It was this atmosphere which Sargent breathed for three years, and perhaps, as has been said, that may account for some of his many eccentricities and explain, in a measure, his treatment of Fenton.

Fenton had married the daughter of Brayton Garland, one of Mr. Harding’s clients, and when his wife sued him for divorce he brought the papers to Sargent.

It was in offices very different from the Ancients’ that Fenton found his counsel. They were on the 17th floor of the Titan Building, on lower Broadway, where the draught in the hall steadily sucked a stream of people into elevators, which, with the regularity of trip-hammers, shot them up breathless and dropped them gasping.

There were three law firms in the same suite with Sargent,—four attorneys “on their own hook,” a Seamless Mattress Company, an Electric Drying Company and a Collection Agency. Typewriters clicked in every room, messengers clattered up and down the long hallway, brass gates on the railed-off spaces swung to and fro crashing with every swing, the telephones sung a constant chorus, electric bells buzzed and tinkled, doors banged, papers rustled, voices droned or struck the air in sharp staccato, and yet in the midst of all this restless human energy there were times when Sargent felt lonely. It was not merely that he missed the atmosphere of quiet and study, but the very rush and scramble seemed to generate ideas and actions foreign to the code of professional ethics and dignity which governed the Ancients.
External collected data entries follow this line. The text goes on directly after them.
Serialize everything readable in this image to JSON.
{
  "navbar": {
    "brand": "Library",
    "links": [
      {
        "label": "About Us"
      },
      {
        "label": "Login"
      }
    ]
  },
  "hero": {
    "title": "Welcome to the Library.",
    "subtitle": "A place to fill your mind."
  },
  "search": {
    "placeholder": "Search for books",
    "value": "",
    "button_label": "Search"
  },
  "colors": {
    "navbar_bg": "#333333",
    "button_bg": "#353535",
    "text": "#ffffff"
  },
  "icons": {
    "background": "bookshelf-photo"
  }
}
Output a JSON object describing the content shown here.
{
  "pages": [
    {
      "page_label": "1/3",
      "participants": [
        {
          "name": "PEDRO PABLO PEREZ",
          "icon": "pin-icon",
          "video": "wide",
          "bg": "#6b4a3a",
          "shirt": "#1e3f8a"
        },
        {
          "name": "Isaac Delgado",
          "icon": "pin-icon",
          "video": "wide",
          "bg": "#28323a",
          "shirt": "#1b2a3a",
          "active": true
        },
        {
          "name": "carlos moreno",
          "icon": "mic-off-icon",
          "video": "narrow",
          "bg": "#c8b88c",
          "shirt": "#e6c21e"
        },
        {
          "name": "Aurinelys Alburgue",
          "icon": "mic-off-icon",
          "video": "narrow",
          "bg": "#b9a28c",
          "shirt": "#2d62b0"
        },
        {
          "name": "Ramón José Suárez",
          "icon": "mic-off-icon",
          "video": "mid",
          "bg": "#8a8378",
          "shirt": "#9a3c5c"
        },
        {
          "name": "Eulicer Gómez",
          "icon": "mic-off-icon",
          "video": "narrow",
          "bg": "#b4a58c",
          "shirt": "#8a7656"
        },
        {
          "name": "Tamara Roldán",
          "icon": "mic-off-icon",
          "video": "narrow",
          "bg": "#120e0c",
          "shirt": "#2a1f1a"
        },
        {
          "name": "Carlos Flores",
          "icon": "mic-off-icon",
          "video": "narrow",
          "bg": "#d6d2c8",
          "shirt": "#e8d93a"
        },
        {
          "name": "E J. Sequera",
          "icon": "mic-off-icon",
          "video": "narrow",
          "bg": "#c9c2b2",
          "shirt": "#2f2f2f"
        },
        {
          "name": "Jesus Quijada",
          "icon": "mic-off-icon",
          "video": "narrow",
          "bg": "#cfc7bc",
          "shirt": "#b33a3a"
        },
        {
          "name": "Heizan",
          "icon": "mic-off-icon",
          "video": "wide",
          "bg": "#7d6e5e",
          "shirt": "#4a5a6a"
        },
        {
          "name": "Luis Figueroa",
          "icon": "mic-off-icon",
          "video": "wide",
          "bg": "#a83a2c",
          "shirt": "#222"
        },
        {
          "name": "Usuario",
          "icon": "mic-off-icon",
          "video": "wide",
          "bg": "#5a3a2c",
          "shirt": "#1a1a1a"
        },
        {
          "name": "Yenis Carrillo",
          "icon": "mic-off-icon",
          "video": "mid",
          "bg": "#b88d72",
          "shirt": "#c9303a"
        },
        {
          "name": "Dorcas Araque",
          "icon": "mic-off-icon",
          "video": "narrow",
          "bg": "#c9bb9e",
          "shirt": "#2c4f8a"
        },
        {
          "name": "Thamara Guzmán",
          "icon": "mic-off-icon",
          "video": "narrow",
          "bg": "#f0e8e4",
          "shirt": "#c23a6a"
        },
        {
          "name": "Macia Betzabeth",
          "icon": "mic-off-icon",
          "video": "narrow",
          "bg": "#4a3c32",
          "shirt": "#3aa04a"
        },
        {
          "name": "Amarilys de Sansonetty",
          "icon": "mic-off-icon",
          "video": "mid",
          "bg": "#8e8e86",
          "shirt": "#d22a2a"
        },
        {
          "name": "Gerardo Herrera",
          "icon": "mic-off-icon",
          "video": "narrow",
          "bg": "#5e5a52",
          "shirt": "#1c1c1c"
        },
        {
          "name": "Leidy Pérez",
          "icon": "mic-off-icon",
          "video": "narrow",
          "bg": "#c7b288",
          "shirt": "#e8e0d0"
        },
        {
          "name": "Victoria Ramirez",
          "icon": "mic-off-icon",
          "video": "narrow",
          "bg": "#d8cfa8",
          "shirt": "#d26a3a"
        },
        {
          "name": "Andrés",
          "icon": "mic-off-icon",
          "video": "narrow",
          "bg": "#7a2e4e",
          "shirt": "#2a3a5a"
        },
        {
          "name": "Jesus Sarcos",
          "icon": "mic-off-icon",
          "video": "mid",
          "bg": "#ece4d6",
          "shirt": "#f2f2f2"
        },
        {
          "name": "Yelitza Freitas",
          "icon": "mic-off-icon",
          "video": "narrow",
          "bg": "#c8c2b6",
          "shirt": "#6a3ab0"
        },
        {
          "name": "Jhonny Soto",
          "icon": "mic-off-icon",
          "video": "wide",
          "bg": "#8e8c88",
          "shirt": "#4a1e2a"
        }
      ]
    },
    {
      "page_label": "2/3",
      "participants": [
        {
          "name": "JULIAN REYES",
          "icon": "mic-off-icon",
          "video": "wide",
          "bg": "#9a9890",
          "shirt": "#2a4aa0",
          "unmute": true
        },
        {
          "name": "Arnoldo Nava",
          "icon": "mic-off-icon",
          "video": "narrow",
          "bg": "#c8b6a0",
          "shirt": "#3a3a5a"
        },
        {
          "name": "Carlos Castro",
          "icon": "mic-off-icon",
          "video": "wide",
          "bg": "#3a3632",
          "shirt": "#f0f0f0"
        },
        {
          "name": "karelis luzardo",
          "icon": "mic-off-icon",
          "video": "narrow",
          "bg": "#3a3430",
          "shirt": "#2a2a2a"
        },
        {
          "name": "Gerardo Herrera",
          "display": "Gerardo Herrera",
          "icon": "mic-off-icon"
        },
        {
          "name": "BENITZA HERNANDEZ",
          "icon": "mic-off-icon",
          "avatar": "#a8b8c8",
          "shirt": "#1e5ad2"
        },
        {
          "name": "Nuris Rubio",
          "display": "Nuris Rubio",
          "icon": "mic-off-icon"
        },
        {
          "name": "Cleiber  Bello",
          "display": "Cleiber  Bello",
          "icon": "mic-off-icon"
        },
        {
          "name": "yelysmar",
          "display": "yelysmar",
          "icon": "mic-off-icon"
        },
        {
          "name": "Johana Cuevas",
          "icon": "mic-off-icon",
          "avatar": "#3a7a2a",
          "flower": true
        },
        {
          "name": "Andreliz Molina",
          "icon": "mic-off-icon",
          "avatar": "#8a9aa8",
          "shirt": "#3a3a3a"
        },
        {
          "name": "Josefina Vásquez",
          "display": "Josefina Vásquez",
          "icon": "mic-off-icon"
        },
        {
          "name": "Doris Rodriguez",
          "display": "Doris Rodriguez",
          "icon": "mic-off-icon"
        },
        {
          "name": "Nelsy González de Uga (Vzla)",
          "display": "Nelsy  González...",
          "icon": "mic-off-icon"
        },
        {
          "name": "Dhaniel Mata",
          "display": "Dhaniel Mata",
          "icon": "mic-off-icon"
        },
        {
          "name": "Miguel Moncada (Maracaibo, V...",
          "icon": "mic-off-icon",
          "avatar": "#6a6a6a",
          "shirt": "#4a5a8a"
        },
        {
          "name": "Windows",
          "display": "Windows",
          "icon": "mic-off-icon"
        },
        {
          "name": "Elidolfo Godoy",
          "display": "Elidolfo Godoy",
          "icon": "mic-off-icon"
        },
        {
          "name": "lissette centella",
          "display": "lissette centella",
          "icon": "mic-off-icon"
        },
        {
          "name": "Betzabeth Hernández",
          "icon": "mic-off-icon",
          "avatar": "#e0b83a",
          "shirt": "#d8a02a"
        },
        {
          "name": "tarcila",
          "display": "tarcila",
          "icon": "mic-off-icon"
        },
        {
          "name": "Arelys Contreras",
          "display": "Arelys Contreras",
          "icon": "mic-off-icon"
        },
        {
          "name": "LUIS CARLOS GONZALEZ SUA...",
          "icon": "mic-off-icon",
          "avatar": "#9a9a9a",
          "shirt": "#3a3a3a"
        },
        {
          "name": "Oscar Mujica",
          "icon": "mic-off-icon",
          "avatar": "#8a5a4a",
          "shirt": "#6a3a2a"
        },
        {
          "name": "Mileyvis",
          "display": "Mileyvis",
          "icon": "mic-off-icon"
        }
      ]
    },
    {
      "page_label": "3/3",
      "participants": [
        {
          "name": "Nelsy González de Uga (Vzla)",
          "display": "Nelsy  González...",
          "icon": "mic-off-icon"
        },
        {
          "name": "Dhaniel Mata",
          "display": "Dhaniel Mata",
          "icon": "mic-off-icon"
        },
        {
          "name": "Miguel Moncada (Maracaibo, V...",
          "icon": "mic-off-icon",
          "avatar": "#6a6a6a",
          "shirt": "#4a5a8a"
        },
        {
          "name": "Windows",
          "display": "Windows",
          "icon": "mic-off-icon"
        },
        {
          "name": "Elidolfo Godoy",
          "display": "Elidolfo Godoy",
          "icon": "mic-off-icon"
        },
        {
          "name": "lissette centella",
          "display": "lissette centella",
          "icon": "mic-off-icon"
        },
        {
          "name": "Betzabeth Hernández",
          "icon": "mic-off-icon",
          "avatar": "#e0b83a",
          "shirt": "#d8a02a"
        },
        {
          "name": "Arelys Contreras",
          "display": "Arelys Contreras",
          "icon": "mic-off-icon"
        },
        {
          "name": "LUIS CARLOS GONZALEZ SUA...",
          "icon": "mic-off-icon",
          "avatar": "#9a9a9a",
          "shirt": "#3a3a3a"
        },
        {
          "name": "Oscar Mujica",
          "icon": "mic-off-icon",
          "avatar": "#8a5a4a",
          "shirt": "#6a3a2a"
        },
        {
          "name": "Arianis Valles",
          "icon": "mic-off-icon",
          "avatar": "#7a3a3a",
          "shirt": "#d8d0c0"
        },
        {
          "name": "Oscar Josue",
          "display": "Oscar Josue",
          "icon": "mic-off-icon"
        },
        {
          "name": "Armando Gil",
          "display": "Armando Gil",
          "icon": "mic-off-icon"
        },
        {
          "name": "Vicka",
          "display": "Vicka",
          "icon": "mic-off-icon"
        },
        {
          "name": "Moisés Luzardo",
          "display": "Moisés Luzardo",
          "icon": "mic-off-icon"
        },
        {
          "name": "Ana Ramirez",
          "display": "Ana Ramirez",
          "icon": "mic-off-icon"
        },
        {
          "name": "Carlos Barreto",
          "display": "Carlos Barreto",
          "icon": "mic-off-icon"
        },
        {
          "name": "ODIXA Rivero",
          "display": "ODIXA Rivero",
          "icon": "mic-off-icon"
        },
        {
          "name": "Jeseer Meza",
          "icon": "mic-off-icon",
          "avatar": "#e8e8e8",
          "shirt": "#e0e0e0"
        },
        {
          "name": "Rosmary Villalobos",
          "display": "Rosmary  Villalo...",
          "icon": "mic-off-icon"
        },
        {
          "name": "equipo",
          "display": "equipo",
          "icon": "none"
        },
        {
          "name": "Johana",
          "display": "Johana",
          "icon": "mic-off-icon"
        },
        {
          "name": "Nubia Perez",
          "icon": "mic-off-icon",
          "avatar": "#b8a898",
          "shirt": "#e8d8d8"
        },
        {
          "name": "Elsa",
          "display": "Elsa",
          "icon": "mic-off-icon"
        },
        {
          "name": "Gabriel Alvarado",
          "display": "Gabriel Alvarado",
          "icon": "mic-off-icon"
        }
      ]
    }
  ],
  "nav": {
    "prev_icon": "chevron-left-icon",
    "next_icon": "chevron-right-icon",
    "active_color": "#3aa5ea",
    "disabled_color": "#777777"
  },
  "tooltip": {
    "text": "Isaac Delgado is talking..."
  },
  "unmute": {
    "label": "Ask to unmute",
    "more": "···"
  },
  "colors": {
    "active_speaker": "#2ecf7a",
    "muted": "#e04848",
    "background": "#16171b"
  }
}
Sometimes the denizens of the Titan Building discussed the matter with him.

“Theoretically your venerable friends are all right,” a brilliant, pushing young lawyer told him one day. “The man who lives by maxims in this day and generation will have food for thought, but he’ll never earn his salt. We start with the same point of view, but——”

He shrugged his shoulders.

“But someone throws gold-dust in our eyes?” suggested Sargent.

“Bosh!” was the retort. “Don’t talk the cant of the incompetent. The Bar is of a higher average to-day than it ever was before.”

But despite the “high average,” Sargent often felt himself a solitary outsider looking on at the mad clamour and pitiless pursuit and wondering if it was worth all it seemed to cost. A defect in early education—this pausing to think—for philosophers on lower Broadway are apt to have but brief careers.